The expression of incredulity had now floated from the countenance of the Irishman to that of the African, who in turn suspected himself imposed upon. The leer in Tom’s eye plainly declared that he considered himself “quits” with his companion; and the two remained for some moments without further exchange of speech. When the conversation was resumed, it related to a theme altogether different. It was no longer on the subject of snakes, but stars.

The pilot perceived that the one hitherto guiding him was going out of sight, – not by sinking below the horizon, but because the sky was becoming overcast by thick clouds. In ten minutes more there was not a star visible; and, so far as direction went, the helm might as well have been abandoned. Tom, however, stuck to his paddle, for the purpose of steadying the craft; and the breeze, as before, carried them on in a direct course. In about an hour after, this gave token of forsaking them; and, at a still later period, the log lay becalmed upon the bosom of the lagoa.

What, next? Should they awake the others and communicate the unpleasant intelligence? Tom was of opinion that they should, while the negro thought it would be of no use. “Better let dem lie ’till,” argued he, “and hab a good night ress. Can do no good wake um up. De ole craff muss lay to all de same, till dar come anodder whif ob de wind!”

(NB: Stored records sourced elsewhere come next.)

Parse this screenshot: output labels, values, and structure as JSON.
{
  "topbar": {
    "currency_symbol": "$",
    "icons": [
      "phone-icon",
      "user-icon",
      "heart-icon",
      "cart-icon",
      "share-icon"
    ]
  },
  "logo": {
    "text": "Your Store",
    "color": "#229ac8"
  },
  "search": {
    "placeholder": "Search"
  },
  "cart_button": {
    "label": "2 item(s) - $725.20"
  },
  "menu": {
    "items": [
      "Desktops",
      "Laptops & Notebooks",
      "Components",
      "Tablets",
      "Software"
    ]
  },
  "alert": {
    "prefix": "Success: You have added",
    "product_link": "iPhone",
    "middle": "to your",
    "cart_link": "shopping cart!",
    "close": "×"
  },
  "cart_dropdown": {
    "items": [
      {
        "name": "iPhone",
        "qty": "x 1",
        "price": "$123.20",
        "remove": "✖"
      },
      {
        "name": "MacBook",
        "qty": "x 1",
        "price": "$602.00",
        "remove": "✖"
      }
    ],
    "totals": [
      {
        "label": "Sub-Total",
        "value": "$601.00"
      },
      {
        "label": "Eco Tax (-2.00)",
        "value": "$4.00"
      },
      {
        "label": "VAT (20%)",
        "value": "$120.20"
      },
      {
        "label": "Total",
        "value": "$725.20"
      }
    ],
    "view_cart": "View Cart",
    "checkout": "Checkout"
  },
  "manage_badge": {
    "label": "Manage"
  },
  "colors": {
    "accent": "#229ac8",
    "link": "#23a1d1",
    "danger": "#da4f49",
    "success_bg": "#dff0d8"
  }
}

While they were disputing the points, or rather after they had done disputing, and each held his tongue, a sound reached their ears that at once attracted the attention of both. It was rather a chorus of sounds, not uttered at intervals, but continued all the time they were listening. It bore some resemblance to a distant waterfall; but now and then, mingling with the hoarser roaring of the torrent, were voices as of birds, beasts, and reptiles. None of them were very distinct. They appeared to come from some point at a great distance off. Still, they were loud enough to be distinguished, as sounds that could not proceed out of the now tranquil bosom of the lagoa.

Perhaps they might sooner have attracted the notice of the two men, but for the sighing of the breeze against the sail, and the rippling of the water as it rushed along the sides of the ceiba. When these sounds had ceased, the conversation that ensued produced the same effect; and it was only after the dispute came to a close that the disputants were made aware that something besides their own voices was disturbing the tranquillity of the night.

“What is it, I wondher?” was the remark of Tipperary Tom. “Can yez tell, Mozey?”

“It hab berry much de soun’ ob a big forress!”

“The sound av a forest? What div yez mane by that?”

“Wha’ shud I mean, but de voices ob de animal dat lib in de forress. De birds an’ de beast, an’ de tree frogs, an’ dem ’ere crickets dat chirps ’mong de trees. Dat’s what dis nigger mean.”

“I b’lieve ye’re right, nager. It’s just that same. It can’t be the wather, for that’s did calm; an’ it can’t purceed from the sky, for it don’t come in that direction. In trath it’s from the forest, as ye say.”

“In dat case, den, we muss be near de odder side ob de lagoa, as de Indyun call um, – jess wha we want to go.”

“Sowl, thin, that’s good news! Will we wake up the masther an’ till him av it? What do yez think?”

“Dis nigga tink better not. Let um all sleep till de broke ob day. Dat can’t be far off by dis time. I hab an idee dat I see de furs light ob mornin’ jess showin’ out yonner, at de bottom ob de sky. Gora! what’s yon? Dar, dar! ’trait afore de head. By golly! dar’s a fire out yonner, or someting dat hab de shine ob one. Doan ye see it, Massa Tum?”

“Trath, yis; I do see somethin’ shinin’. It a’n’t them fire-flies, div yez think?”

“No! ’ta’n’t de fire-fly. Dem ere flits about. Yon ting am steady, an’ keeps in de same place.”

“There’s a raal fire yandher, or else it’s the willy-wisp. See! be me troth thare’s two av thim. Div yez see two?”

“Dar am two.”

“That can’t be the willy-wisp. He’s niver seen in couples, – at laste, niver in the bogs av Oireland. What can it be?”

“What can which be?” asked Trevannion, who, at this moment awaking, heard the question put by Tom to the negro.

“Och, look yandher! Don’t yez see a fire?”

“Certainly; I see something very like one, – or rather two of them.”

“Yis, yis; there’s two. Mozey and meself have just discovered thim.”

“And what does Mozey think they are?”

“Trath, he’s perplixed the same as meself. We can’t make hid or tail av thim. If there had been but wan, I’d a sayed it was a willy-wisp.”

“Will-o’-the-wisp! No, it can scarce be that, – the two being together. Ah! I hear sounds.”

“Yes, masther, we’ve heerd thim long ago.”

“Why didn’t you awake us? We must have drifted nearly across the lagoa. Those sounds, I should say, come out of the forest, and that, whatever it is, must be among the trees. Munday! Munday!”

“Hola!” answered the Indian, as he started up from his squatting attitude: “what is it, patron? Anything gone wrong?”

“No: on the contrary, we appear to have got very near to the other side of the lagoa.”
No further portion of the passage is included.